I didn’t know this while writing it, but it’s what the book wanted all along—to be mirrored, to be in two places at once. It felt like I got to complete the full circle by translating it. I’m very, very proud of the result. I think it sounds beautiful. It’s coming out with a wonderful publisher, Companhia das Letras. They’re part of the Penguin Random House Grupo Editorial, and they publish lots of great writers in Brazil. Honestly, a dream publishing house. When I was seven years old I was already dreaming of publishing with them one day, because I had all their books on my shelf.
EE: Speaking of your incredible translations—last time I saw you, we were all dressed up, and you were winning the National Book Award for Translated Literature—for Stênio Gardel’s The Words That Remain! I listened to the audiobook earlier this summer, and it was so beautiful, and the story itself is so rare. Can you tell us about working on the book? How do you decide what books you want to translate?
BDL: I loved working on that book. I’m from the same region where the book is set. It’s rare that I find books from the Northeast of Brazil; they’re not often published in the US, of course, but they’re not even published in Brazil very often. I felt like I understood that experience, but I also just thought it was a beautiful book, very much about language and about falling in love with the written word. And what’s not to like about that? It’s not every author that I read the voice, read the style, and think, I can do this. But with his [Stênio’s] voice, I felt right away that we were a good match, that I understood what the book was trying to do.
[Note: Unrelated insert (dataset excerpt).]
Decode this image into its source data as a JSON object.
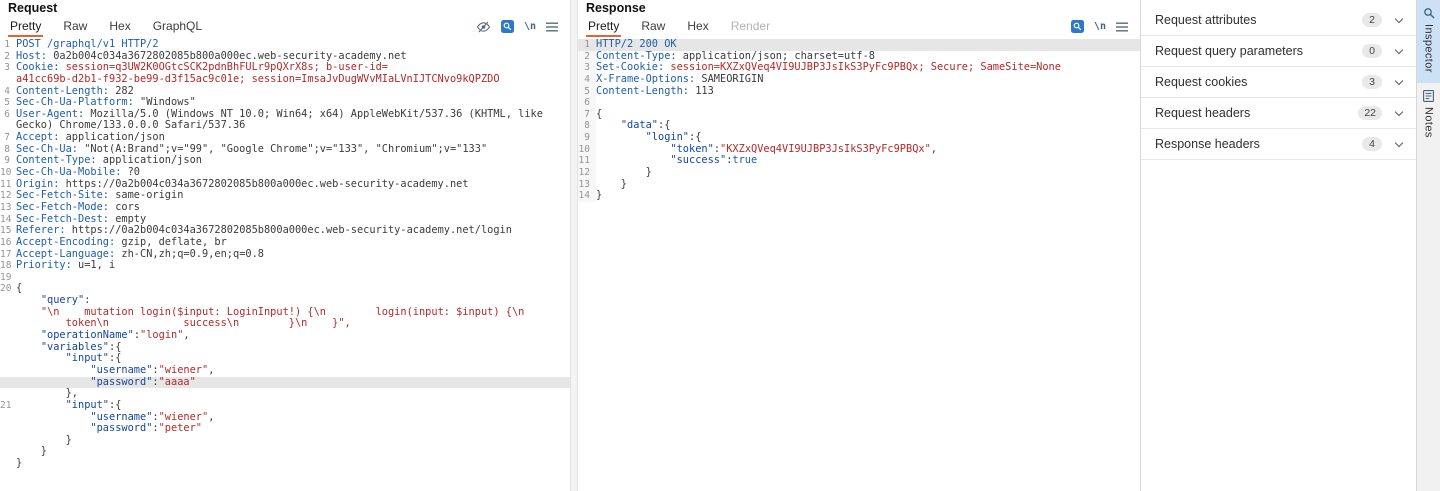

And I loved working with Stênio. He’s such a wonderful person—kind, smart, genuine. It was like a match made in heaven. I love the audiobook as well, with André Santana narrating it. I’m glad they gave us a Brazilian American voice actor.
You asked how I choose translation projects. If I know a publisher is already interested in a book I’m interested in, I beg them to consider me for the job. But for the most part, I find a book I really love, and then convince someone to publish it in English. The translator is a curator; I see what’s available from Brazil in English translation, and then I think about what should be added to the collection. When I see a book that’s illuminating something I haven’t seen before, or that’s adding to the conversation in a new way, I try to bring it over.
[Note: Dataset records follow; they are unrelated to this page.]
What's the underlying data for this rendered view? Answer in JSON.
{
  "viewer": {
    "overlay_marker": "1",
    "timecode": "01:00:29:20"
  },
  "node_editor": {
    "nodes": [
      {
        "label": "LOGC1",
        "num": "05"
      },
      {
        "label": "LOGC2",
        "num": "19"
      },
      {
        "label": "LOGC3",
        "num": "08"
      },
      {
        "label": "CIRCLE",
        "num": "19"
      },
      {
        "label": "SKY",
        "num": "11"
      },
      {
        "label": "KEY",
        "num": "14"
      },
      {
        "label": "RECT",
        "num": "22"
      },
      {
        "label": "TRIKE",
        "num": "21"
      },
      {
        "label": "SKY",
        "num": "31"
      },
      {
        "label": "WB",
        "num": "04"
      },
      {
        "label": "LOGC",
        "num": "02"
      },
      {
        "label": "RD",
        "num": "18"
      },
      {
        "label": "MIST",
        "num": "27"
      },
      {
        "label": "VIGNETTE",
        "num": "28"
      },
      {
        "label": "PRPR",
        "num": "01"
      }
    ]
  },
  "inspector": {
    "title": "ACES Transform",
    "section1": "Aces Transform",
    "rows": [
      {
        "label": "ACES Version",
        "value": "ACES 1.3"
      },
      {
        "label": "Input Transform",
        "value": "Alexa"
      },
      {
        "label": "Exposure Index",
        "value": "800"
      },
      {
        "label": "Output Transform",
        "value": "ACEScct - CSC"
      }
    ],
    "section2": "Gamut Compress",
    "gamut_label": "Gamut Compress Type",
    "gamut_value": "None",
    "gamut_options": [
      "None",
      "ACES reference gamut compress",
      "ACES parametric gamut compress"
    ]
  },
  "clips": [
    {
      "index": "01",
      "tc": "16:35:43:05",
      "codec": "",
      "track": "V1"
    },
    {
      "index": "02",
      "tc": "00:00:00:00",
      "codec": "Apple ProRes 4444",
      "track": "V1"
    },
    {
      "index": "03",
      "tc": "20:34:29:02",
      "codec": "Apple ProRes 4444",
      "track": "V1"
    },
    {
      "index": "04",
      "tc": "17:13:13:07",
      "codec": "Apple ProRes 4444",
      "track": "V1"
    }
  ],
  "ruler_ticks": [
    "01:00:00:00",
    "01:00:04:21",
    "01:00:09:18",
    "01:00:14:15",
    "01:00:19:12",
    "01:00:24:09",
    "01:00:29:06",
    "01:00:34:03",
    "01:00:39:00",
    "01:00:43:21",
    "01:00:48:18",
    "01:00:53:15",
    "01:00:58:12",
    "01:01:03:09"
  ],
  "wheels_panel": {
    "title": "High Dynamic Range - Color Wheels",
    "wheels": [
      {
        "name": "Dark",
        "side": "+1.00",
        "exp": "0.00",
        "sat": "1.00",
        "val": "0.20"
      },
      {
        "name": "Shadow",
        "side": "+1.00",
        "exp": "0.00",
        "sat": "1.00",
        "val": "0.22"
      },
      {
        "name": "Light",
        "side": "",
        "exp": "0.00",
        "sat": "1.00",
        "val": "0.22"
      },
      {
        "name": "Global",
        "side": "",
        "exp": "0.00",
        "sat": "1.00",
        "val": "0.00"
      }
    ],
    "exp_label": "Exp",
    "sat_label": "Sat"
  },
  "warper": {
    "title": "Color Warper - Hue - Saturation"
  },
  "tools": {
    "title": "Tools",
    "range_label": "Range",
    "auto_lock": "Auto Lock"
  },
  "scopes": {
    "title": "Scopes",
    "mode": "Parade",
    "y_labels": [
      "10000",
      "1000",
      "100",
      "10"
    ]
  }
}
EE: I love that; the translator is a curator.
BDL: There are so many books that I love and want to bring over that are still in my drawer. I haven’t convinced anyone to publish them yet.
EE: But they’ll have to trust you now!
BDL: Yes! I hope that after the award, publishers will listen to me a little better. I persist.
Bruna Dantas Lobato is a writer and translator. Her fiction has appeared in The New Yorker, Guernica, A Public Space, and The Common. She was awarded the 2023 National Book Award in Translation for The Words That Remain by Stênio Gardel. Dantas Lobato was born and raised in Natal, Brazil, and lives in Iowa. Blue Light Hours is her debut novel.
Emily Everett is managing editor of The Common. Her debut novel All That Life Can Afford is forthcoming from Putnam Books. She was a 2022 Massachusetts Cultural Council Fellow in Fiction.